[R] Selecting Best Model in an anova.

Thu Mar 25 08:36:00 CET 2010

Hello,

I have a simple theorical question about regresion...

Let's suppose I have this:

Model 1:
Y = B0 + B1*X1 + B2*X2 + B3*X3
and
Model 2:
Y = B0 + B2*X2 + B3*X3
I.E.
Model1 = lm(Y~X1+X2+X3)
Model2 = lm(Y~X2+X3)

The Ajusted R-Square for Model1 is 0.9 and the Ajusted R-Square for Model2 is 0.99, among many other significant improvements.

And I want to do the anova test to choose the best one:

H0: B1 = 0
H1: B1 != 0

Test = Anova(Model2,Model1)

How do I know what model wins? (I'm using a confidence level of 0.1)...

My guess is that:
If p-value of summary(Test) is greater than 0.1 then I don't reject H0 so Model2 is better and otherwise I reject H0 so Model1 is better?

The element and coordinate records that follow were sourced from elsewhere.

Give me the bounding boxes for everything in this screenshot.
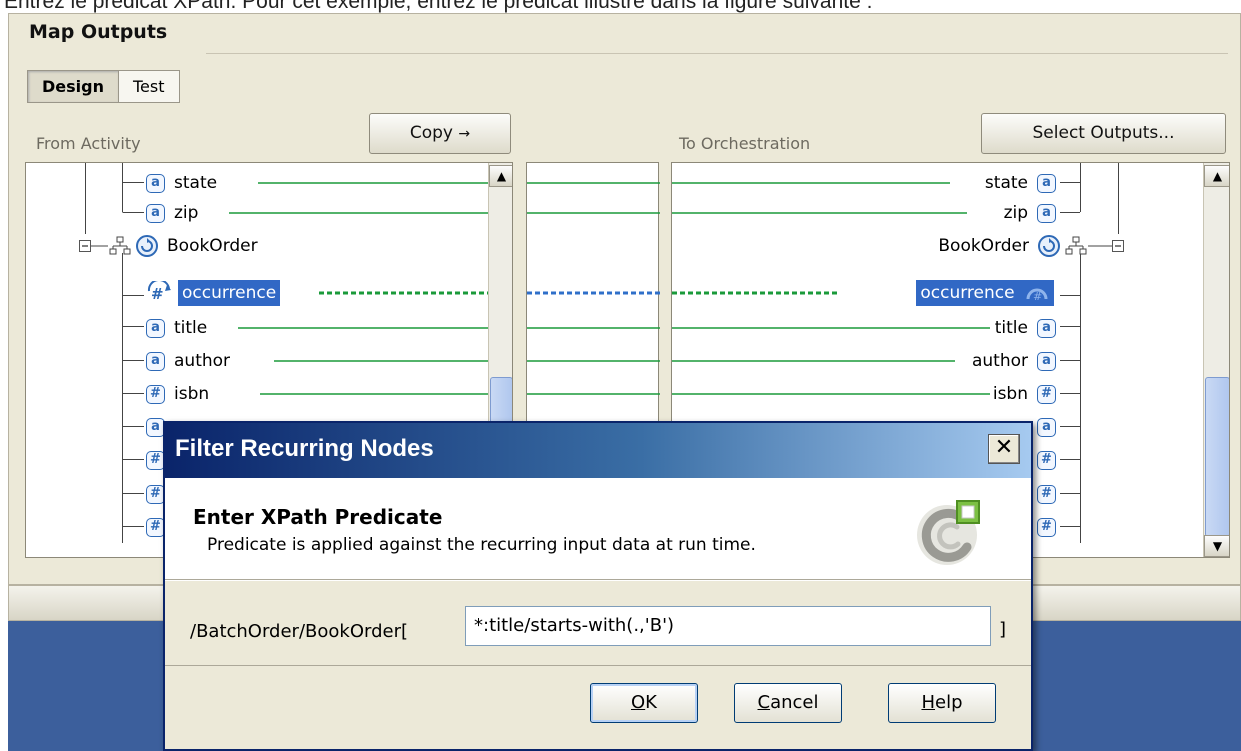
selected-occurrence: occurrence # <box>916 280 1054 306</box>
number-icon: # <box>1037 450 1056 470</box>
copy-button-label: Copy <box>409 123 453 143</box>
ok-button[interactable]: OK <box>590 683 698 723</box>
attribute-icon: a <box>1037 351 1056 371</box>
attribute-icon: a <box>146 318 165 338</box>
tree-item-state[interactable]: state a <box>985 170 1056 196</box>
dialog-title: Filter Recurring Nodes <box>175 435 434 462</box>
tree-item-isbn[interactable]: # isbn <box>146 381 209 407</box>
group-node-icon <box>109 236 131 255</box>
to-orchestration-label: To Orchestration <box>679 134 811 153</box>
dialog-button-divider <box>165 665 1031 666</box>
number-icon: # <box>1037 384 1056 404</box>
dialog-divider <box>165 580 1031 581</box>
right-tree-scrollbar[interactable]: ▲ ▼ <box>1203 163 1229 557</box>
predicate-input[interactable]: *:title/starts-with(.,'B') <box>465 606 991 646</box>
tree-item-hidden-4[interactable]: # <box>1037 514 1056 540</box>
tree-item-bookorder[interactable]: BookOrder <box>938 233 1087 259</box>
tree-item-occurrence[interactable]: # occurrence <box>146 280 281 306</box>
filter-recurring-nodes-dialog: Filter Recurring Nodes ✕ Enter XPath Pre… <box>163 421 1033 751</box>
svg-text:#: # <box>151 285 164 303</box>
tree-item-hidden-2[interactable]: # <box>1037 447 1056 473</box>
occurrence-icon: # <box>147 281 171 303</box>
title-divider <box>206 53 1228 54</box>
scroll-thumb[interactable] <box>1205 377 1229 537</box>
number-icon: # <box>1037 484 1056 504</box>
dialog-title-bar[interactable]: Filter Recurring Nodes ✕ <box>165 423 1031 478</box>
attribute-icon: a <box>146 173 165 193</box>
scroll-down-arrow-icon[interactable]: ▼ <box>1204 535 1229 557</box>
attribute-icon: a <box>1037 417 1056 437</box>
dialog-heading: Enter XPath Predicate <box>193 505 443 529</box>
panel-title: Map Outputs <box>29 21 168 43</box>
attribute-icon: a <box>1037 203 1056 223</box>
tree-item-title[interactable]: title a <box>995 315 1056 341</box>
selected-occurrence: occurrence <box>178 280 281 306</box>
cancel-button[interactable]: Cancel <box>734 683 842 723</box>
svg-text:#: # <box>1033 290 1042 302</box>
close-icon[interactable]: ✕ <box>988 434 1020 464</box>
occurrence-icon: # <box>1026 288 1048 303</box>
from-activity-label: From Activity <box>36 134 141 153</box>
attribute-icon: a <box>146 203 165 223</box>
select-outputs-button[interactable]: Select Outputs... <box>981 113 1226 154</box>
scroll-up-arrow-icon[interactable]: ▲ <box>1204 165 1229 187</box>
app-logo-icon <box>917 500 980 565</box>
predicate-prefix: /BatchOrder/BookOrder[ <box>190 621 408 642</box>
attribute-icon: a <box>1037 173 1056 193</box>
scroll-up-arrow-icon[interactable]: ▲ <box>489 165 512 187</box>
recurring-icon <box>1038 235 1060 257</box>
arrow-right-icon: → <box>458 126 471 142</box>
number-icon: # <box>146 384 165 404</box>
dialog-header: Enter XPath Predicate Predicate is appli… <box>165 478 1031 580</box>
number-icon: # <box>1037 517 1056 537</box>
predicate-suffix: ] <box>999 619 1007 640</box>
dialog-description: Predicate is applied against the recurri… <box>207 535 756 555</box>
attribute-icon: a <box>1037 318 1056 338</box>
help-button[interactable]: Help <box>888 683 996 723</box>
attribute-icon: a <box>146 351 165 371</box>
tree-item-isbn[interactable]: isbn # <box>993 381 1056 407</box>
tree-item-author[interactable]: a author <box>146 348 230 374</box>
copy-button[interactable]: Copy → <box>369 113 511 154</box>
tree-item-zip[interactable]: zip a <box>1004 200 1056 226</box>
tab-test[interactable]: Test <box>119 71 179 102</box>
instruction-caption: Entrez le prédicat XPath. Pour cet exemp… <box>4 0 873 13</box>
tab-design[interactable]: Design <box>28 71 119 102</box>
tree-item-occurrence[interactable]: occurrence # <box>916 280 1054 306</box>
tree-item-hidden-3[interactable]: # <box>1037 481 1056 507</box>
mode-tabs: Design Test <box>27 70 180 103</box>
tree-item-state[interactable]: a state <box>146 170 217 196</box>
tree-item-bookorder[interactable]: BookOrder <box>109 233 258 259</box>
recurring-icon <box>136 235 158 257</box>
tree-item-title[interactable]: a title <box>146 315 207 341</box>
tree-item-author[interactable]: author a <box>972 348 1056 374</box>
tree-item-hidden-1[interactable]: a <box>1037 414 1056 440</box>
tree-item-zip[interactable]: a zip <box>146 200 198 226</box>
group-node-icon <box>1065 236 1087 255</box>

My teacher once said: "If p-value is greater than 0,5 we choose the short model and otherwise we choose the long model", but she never said how the p-value and the significance level were related in this test... Actually she never talked about significance level...

In short: Should I consider the significance level or always use 0.05 for this kind of test?

Thanks a lot!

Hector Guilarte
Enviado desde mi dispositivo movil BlackBerry® de Digitel.